Yes, Chrissy, Kinsey was a terribly flawed individual. His story reminds me of how Leary got himself and Alpert (Ram Dass) thrown off the Harvard faculty for feeding LSD to undergraduates in settings that were clearly parties, not controlled studies!

But the presence of corrupt and wrong-thinking individuals in academia is as old as academia itself. What matters is the education and knowledge that comes from it.

Julie
03-13-2005, 02:23 PM
There's a clip of the movie on the link below.
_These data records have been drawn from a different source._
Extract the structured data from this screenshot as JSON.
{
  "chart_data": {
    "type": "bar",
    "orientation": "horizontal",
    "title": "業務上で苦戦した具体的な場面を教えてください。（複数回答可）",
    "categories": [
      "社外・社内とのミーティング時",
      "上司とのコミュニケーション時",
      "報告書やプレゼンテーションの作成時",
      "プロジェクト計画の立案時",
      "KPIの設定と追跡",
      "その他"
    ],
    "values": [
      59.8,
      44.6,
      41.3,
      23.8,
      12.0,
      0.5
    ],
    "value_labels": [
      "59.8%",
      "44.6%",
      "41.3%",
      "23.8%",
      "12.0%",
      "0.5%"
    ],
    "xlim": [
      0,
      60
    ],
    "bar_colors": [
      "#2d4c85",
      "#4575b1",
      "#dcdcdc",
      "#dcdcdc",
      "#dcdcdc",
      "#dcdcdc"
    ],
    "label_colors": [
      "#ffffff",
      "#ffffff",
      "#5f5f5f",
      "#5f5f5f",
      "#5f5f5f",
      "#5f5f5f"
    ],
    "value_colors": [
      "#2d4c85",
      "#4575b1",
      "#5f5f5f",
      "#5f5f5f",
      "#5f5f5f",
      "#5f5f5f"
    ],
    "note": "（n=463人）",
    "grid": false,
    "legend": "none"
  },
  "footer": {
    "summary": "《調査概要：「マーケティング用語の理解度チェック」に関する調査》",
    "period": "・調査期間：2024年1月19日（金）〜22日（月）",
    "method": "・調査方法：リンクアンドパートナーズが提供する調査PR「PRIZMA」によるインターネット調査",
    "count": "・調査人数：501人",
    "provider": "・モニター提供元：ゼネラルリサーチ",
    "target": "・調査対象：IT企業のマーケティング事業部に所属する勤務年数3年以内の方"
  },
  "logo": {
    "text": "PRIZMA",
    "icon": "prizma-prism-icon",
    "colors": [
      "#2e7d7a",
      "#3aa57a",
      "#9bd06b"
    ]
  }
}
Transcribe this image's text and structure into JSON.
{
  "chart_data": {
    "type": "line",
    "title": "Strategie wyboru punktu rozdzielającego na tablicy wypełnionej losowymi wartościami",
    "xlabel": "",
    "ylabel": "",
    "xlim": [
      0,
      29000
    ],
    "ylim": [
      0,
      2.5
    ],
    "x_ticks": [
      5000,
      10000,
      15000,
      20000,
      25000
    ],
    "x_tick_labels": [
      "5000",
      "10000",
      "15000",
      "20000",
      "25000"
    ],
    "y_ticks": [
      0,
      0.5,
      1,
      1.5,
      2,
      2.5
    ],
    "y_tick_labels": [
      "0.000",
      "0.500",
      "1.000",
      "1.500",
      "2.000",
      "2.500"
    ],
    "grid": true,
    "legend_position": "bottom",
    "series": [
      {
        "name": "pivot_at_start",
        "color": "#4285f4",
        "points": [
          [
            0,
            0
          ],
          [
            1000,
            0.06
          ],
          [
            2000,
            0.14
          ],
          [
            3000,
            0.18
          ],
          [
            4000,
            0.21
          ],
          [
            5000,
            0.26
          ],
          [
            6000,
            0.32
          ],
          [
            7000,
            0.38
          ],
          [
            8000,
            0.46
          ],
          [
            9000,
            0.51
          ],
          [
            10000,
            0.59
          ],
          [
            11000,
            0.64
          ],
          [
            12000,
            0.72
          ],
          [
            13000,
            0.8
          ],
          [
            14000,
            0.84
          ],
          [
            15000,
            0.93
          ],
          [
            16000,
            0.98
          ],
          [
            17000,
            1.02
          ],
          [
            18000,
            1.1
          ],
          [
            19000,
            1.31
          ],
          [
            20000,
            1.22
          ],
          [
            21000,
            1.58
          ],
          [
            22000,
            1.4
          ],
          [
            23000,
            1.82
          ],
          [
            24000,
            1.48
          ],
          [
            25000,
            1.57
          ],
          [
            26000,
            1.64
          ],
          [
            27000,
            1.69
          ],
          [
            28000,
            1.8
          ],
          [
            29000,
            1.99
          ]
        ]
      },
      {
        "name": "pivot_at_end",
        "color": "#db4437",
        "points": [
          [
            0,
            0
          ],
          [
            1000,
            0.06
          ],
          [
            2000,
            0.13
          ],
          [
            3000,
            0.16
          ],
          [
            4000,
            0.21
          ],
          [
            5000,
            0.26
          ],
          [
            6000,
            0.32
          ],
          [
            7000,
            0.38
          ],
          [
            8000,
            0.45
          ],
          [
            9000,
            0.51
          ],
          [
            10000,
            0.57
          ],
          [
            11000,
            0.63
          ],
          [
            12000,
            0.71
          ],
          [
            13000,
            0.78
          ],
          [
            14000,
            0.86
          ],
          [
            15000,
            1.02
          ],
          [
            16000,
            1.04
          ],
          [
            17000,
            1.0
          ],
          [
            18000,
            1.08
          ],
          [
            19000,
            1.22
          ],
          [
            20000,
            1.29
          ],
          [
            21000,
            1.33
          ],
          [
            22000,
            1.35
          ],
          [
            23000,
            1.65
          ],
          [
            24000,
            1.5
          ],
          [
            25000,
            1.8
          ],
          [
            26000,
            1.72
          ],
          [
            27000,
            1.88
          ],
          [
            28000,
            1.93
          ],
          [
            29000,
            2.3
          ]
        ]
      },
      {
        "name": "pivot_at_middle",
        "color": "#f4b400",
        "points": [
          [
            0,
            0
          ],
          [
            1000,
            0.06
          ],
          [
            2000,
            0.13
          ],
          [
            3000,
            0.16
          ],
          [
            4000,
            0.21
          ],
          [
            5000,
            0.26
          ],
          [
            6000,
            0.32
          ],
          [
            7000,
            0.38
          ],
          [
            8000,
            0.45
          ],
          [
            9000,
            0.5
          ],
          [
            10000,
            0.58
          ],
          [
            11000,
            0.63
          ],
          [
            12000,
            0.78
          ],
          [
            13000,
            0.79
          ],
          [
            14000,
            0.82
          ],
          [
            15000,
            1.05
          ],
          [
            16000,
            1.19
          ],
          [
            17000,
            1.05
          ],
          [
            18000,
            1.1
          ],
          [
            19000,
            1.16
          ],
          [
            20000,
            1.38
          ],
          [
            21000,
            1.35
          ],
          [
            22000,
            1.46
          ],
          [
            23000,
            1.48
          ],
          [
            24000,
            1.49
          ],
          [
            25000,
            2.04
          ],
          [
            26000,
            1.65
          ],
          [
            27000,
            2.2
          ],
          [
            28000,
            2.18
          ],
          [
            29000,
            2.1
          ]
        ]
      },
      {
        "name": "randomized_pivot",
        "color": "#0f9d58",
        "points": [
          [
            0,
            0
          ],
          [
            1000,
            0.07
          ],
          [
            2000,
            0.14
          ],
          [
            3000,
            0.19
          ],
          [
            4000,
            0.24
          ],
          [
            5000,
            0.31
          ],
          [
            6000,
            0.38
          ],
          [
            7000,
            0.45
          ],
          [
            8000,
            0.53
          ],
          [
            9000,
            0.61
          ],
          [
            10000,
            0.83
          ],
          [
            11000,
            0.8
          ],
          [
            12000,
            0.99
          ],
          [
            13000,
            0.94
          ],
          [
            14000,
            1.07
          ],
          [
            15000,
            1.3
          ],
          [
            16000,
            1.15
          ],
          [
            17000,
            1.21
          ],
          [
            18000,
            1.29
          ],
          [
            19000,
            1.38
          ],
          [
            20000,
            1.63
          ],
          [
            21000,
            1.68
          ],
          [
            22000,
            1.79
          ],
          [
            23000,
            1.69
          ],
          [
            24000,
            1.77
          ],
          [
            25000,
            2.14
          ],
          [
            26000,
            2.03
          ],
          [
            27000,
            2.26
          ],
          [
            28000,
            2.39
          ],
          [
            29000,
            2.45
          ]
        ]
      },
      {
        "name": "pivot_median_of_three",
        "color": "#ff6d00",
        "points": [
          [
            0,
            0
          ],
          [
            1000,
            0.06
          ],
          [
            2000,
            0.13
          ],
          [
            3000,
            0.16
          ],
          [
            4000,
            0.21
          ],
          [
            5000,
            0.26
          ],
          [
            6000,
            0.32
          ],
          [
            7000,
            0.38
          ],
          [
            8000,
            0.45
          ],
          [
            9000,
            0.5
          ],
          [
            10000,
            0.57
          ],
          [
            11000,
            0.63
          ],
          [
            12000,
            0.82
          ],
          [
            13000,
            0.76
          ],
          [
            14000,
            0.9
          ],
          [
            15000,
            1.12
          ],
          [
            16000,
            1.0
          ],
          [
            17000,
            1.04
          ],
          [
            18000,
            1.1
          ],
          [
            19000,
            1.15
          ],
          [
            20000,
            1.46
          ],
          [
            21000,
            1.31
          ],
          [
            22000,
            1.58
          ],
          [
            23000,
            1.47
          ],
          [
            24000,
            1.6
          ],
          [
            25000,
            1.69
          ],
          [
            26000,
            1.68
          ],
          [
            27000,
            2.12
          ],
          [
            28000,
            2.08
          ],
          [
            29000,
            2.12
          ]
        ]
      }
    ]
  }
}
http://eircom.mymovies.net/synopsis/?filmid=4131&sec=np (http://eircom.mymovies.net/synopsis/?filmid=4131&sec=np)

JJ

Chrissycd
03-14-2005, 10:27 PM
I didn't intend for anyone to think that I though ill of Kinsey by my previous post. Wow! I thought I was praising him!!! I admire him greatly, in fact.
Chrissy

Rachel Ann
03-14-2005, 10:51 PM
I thought I was praising him!!! I admire him greatly, in fact.
I fear it is I who gave you the wrong impression. I admire Kinsey too. Hoever, many people I have admired greatly as scholars, artists, musicians, etc. were nevertheless flawed as individuals ("no man is a hero to his valet"). And I certainly don't think that Kinsey was as bad as Leary, who I hope is burning in hell! But he did have sex with research subjects, which is a no-no.